Craig Smith Predators
Craig Smith, Nashville Predators Oct. 19, 2017 (Amy Irvin / The Hockey Writers)

At 6-foot-1 and 185 pounds, he would give the Canadiens a much-needed forward above six feet tall to play in their top nine for next season. This would make Smith only one of the two wingers (Joel Armia) who are over six feet. While 6-foot-1 is about league average, it certainly would help a small team like the Habs.

Smith also has a decent amount of speed to his game. This will allow him to keep up with some of the team’s faster players on a breakout.

The Risks of Signing Smith

Even if Smith would fit well in Montreal, there are still some risks. For one, there is the fact that he is now on the wrong side of 30 (31), which means his speed game may be faltering soon. This is why the Canadiens would need to be careful with the length of the contract, as he may start to decline in the upcoming years. But even with that being said, his game doesn’t show any sign of a dramatic decline, which is why it shouldn’t be too risky to sign him for a few years. Even if his speed declines, his underrated shot should still stick with him.

Carey Price, Craig Smith, Colton Sissons, Max Domi,
Montreal Canadiens goaltender Carey Price is scored on by Nashville Predators’ Craig Smith (THE CANADIAN PRESS/Graham Hughes)

There is also the cap hit, which could be risky if multiple teams are interested and a bidding war occurs. This is often why players get overpaid in free agency as many teams try to one-up each other. The fact that Smith is underrated and most teams may be more interested in Taylor Hall could help Canadiens general manager Marc Bergevin if he decides to swoop in on Smith early.

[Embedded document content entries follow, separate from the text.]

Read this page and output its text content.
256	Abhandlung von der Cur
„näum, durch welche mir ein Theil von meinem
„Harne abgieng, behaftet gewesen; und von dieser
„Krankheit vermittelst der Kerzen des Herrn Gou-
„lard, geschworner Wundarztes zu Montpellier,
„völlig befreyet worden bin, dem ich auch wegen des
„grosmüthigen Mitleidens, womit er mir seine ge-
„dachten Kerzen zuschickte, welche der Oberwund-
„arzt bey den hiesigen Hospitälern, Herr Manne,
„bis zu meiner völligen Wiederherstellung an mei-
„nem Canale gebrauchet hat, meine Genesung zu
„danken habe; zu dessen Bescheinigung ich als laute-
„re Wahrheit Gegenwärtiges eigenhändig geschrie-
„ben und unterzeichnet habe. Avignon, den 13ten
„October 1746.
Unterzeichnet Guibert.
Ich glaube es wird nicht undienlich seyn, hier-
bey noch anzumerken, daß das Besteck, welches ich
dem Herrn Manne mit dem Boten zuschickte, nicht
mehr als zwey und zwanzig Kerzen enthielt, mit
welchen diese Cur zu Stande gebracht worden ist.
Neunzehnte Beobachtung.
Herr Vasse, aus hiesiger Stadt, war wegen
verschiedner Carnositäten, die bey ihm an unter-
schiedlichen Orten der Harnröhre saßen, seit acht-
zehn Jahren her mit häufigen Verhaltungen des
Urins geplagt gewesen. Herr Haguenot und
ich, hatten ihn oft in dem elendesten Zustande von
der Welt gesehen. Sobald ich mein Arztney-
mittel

Although Smith is underrated given his age, anything over four years could be too risky. The league is getting younger and much faster, making it harder for players age 35 and older (from ‘The modern NHL is a young man’s league. And it’s getting younger. And better.,’ Washington Post, 10/04/2017).

Where Would Smith Fit?

Overall, the Canadiens should take the risk of signing Smith for about two to three years due to the need for secondary goal scoring. He is a player that could fit well alongside Suzuki or Kotkaniemi, and he’s a veteran who can continue to help them progress into top-six centres.

Related: Canadiens’ Biggest Draft Busts in the Last Decade

Expect Smith to slot in on a middle-six role with some power-play time. He won’t be the biggest name in free agency but he will be very helpful for the Canadiens if they can land him.

Now the only question is, would Smith be willing to come to Montreal? I don’t see why not. He would be a good fit and would get decent playing time. The team is also filled with promising young talent which could entice him. We will soon know if Smith agrees to become a Hab, or if the sides decide to pursue other options.